You are one of the leading experts on the laogai system. Tell me, what were your findings and how has it changed?
The laogai system is a part of the Communist system. The Chinese Communist regime cannot survive without the laogai system. It is not like in the West, where criminals are sentenced accordingly. In China, all prisoners, including the petty criminals, are all forced to work at the labor camps. They have no choice. They are forced to "reform" - that means undergo brainwashing so they can uphold the Communist system. They make you change the way you think otherwise they will not let you out. This is the purpose of the system - to turn people into socialist people.
The laogai system is not a thing of the past, it is happening right now. Rights groups estimate that hundreds of thousands of people are imprisoned there.

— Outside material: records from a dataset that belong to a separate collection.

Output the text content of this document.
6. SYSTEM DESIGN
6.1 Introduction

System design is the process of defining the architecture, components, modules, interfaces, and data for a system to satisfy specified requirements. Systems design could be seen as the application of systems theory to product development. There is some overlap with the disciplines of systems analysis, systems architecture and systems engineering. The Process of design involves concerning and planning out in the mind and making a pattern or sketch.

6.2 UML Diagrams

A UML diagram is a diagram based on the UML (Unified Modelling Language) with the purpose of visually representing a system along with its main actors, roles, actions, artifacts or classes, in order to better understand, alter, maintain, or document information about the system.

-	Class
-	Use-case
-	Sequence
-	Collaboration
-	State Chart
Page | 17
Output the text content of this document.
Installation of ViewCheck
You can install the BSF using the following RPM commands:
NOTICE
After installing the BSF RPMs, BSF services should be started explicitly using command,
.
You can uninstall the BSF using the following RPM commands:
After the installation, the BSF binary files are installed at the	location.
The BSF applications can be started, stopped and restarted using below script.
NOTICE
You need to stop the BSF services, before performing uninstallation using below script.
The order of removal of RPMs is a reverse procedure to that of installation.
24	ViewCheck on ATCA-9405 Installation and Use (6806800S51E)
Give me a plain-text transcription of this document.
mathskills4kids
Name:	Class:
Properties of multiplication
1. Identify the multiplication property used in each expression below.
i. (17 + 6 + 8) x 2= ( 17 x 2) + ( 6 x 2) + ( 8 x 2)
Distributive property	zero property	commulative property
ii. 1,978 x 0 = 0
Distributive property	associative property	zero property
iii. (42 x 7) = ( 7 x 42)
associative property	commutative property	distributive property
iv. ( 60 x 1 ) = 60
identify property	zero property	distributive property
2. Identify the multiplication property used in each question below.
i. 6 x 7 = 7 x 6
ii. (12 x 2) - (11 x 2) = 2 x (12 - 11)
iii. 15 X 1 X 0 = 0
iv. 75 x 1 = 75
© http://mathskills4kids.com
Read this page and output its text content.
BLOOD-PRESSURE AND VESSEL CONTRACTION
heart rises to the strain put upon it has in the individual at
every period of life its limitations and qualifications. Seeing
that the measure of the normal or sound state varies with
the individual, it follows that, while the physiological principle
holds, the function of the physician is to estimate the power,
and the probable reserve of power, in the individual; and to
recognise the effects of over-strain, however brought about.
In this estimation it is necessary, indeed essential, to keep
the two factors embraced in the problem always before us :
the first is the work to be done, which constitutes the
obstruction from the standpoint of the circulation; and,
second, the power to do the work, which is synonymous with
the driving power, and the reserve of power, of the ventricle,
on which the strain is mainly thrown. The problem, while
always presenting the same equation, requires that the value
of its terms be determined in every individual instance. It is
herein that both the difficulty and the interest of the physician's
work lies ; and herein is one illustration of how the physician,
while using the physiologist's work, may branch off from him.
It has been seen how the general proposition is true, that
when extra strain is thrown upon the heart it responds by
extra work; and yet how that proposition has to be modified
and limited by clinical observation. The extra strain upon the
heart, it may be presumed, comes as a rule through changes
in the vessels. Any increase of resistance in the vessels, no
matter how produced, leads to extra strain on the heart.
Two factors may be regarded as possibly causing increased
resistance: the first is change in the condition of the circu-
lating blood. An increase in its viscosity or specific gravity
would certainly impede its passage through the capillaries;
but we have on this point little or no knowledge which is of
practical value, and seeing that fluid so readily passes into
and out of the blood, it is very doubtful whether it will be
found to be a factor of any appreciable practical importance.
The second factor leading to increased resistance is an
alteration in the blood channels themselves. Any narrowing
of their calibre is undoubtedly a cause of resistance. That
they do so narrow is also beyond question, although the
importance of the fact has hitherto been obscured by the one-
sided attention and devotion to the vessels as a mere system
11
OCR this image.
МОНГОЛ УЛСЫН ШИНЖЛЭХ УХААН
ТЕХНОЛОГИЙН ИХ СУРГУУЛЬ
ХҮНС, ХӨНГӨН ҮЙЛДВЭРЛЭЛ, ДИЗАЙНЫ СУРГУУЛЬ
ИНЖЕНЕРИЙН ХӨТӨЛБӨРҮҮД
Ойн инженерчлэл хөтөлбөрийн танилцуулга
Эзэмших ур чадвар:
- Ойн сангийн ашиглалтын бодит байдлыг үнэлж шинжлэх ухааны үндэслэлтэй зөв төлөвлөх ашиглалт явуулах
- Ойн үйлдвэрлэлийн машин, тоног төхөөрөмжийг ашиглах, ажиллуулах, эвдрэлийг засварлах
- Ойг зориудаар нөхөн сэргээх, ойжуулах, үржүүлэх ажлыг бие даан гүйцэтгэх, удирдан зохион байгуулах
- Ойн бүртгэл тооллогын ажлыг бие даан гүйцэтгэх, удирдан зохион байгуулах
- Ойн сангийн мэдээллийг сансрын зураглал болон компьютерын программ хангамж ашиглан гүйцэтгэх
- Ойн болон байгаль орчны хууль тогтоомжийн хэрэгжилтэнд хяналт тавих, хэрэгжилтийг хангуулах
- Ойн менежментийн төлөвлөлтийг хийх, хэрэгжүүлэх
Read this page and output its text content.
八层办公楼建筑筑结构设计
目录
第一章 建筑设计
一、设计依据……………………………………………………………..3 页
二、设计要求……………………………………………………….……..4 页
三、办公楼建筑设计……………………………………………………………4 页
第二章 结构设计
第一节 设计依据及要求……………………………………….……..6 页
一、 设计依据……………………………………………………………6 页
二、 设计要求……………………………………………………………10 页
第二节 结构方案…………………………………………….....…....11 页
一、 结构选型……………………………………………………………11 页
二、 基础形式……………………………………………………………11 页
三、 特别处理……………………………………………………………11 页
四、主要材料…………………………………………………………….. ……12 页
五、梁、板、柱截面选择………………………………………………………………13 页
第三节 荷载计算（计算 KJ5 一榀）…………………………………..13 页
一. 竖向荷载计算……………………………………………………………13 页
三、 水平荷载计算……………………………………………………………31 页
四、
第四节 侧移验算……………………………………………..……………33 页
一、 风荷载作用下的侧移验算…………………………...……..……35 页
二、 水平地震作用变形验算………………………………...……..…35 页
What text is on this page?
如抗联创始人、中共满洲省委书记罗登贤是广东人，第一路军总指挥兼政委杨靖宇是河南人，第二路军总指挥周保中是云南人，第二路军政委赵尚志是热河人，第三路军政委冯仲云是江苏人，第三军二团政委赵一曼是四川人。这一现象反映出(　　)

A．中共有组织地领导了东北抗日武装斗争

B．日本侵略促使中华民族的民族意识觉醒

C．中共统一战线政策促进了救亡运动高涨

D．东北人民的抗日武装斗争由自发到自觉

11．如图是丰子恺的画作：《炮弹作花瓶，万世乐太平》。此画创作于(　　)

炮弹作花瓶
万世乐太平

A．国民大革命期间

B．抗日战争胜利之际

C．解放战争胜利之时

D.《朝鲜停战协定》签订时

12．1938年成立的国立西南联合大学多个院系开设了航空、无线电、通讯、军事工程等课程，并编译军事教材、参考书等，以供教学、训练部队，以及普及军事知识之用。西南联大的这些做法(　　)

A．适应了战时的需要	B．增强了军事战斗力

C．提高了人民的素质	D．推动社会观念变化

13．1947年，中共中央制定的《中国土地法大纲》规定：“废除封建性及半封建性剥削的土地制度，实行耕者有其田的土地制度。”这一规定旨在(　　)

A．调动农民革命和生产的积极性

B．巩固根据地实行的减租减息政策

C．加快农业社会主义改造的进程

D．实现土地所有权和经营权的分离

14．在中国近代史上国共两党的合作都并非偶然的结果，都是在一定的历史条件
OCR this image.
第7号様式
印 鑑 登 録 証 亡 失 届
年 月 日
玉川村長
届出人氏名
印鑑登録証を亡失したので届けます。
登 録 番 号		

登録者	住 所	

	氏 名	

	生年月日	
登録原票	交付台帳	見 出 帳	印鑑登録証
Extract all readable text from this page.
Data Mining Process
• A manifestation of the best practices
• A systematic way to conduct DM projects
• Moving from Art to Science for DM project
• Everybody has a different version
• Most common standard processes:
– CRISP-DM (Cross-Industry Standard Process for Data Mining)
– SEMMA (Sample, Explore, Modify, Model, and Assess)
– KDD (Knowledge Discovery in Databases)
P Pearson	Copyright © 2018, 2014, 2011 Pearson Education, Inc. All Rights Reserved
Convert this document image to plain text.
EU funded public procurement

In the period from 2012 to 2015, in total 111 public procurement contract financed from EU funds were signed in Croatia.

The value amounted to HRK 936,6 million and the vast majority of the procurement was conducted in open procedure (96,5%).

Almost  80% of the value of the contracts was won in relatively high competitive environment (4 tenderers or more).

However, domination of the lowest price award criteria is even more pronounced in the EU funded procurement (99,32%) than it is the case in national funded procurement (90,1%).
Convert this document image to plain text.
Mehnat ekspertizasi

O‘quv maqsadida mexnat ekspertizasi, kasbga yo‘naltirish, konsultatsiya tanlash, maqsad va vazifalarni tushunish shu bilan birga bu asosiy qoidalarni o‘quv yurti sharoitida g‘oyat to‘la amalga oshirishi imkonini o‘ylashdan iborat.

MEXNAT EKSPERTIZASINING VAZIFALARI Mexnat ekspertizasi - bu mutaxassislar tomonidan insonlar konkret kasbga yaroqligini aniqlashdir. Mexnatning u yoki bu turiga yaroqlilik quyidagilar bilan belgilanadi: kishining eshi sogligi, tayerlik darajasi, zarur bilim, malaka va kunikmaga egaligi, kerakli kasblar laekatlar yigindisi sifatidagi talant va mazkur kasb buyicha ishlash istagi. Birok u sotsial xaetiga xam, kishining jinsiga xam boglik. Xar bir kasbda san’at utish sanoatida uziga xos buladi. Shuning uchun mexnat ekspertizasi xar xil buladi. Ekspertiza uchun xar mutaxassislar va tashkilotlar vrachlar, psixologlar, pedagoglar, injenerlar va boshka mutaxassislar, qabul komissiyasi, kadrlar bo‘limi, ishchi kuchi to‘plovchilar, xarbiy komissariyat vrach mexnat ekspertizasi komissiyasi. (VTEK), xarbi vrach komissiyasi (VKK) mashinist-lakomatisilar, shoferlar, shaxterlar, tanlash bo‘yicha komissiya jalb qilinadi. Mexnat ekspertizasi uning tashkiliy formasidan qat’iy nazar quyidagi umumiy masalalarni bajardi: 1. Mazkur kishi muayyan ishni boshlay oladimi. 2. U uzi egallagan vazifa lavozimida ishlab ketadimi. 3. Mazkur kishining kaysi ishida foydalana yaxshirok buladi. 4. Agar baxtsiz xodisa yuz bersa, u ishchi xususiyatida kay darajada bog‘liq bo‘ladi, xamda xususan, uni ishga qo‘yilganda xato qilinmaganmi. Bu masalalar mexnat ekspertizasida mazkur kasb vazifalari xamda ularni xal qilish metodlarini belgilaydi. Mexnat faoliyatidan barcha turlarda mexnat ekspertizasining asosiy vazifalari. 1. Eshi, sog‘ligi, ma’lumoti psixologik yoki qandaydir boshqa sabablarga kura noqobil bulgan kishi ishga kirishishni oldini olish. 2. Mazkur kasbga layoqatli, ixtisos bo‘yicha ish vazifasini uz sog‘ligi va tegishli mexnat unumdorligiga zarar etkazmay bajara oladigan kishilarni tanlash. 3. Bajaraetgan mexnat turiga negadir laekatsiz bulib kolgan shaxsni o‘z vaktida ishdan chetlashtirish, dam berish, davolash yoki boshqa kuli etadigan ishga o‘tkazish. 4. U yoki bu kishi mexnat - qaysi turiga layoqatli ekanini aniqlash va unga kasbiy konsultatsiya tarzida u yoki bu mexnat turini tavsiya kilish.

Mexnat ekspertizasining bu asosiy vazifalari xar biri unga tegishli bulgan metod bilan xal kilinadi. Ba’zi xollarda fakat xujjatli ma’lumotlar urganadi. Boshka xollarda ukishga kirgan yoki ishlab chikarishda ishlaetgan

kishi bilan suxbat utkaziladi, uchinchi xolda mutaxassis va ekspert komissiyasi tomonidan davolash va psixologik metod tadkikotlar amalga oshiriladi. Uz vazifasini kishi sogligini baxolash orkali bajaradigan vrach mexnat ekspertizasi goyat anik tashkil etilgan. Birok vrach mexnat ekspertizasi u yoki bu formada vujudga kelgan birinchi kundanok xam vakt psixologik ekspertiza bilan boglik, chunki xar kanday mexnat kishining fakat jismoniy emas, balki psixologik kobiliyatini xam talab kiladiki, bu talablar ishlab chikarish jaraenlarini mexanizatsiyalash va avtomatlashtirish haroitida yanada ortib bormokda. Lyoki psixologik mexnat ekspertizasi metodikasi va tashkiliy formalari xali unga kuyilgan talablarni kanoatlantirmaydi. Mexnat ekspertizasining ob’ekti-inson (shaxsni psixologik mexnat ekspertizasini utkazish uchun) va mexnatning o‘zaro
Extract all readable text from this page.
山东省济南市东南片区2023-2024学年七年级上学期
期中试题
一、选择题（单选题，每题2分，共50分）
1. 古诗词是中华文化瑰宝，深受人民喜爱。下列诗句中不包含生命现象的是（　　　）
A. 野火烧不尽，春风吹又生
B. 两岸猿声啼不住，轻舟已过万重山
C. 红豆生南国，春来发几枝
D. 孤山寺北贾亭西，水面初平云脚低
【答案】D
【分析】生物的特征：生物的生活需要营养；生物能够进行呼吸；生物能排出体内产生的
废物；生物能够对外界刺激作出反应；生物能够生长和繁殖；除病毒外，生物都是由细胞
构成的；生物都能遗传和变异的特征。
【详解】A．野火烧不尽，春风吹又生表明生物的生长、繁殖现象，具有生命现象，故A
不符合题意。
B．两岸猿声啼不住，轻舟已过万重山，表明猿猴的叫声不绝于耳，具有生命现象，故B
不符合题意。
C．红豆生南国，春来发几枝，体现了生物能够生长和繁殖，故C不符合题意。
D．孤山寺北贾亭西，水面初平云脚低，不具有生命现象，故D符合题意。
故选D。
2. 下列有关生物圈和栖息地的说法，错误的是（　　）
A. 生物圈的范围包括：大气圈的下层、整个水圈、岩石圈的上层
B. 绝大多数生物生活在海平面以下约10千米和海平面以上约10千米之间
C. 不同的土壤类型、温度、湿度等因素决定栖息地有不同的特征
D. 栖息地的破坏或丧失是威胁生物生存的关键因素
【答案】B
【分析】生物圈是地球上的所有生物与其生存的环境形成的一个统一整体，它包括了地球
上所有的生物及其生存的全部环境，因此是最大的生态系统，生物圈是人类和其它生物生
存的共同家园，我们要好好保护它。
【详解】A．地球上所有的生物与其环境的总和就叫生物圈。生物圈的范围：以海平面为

Do you think that given what the Chinese government has been saying about its intentions to reform the system that the system might be abolished?
First of all, I think it will be impossible to abolish them. Secondly, what kind of reform are they talking about? We heard about reform in Poland, in East Germany, we heard of reform from the Soviet Union. Do you think any Communist system can reform to become a free political system? No way. It is impossible. We have heard of reforms many, many times and many different ways. But in the end, it is impossible.
The people in the laogai system now, do you think they are experiencing the same thing you experienced? Hunger, beatings, torture - are these the kind of things that are going on now?
Without torture, there are no labor camps. The purpose of the laogais is evil; they violate Communist law. They violate the Communist institution.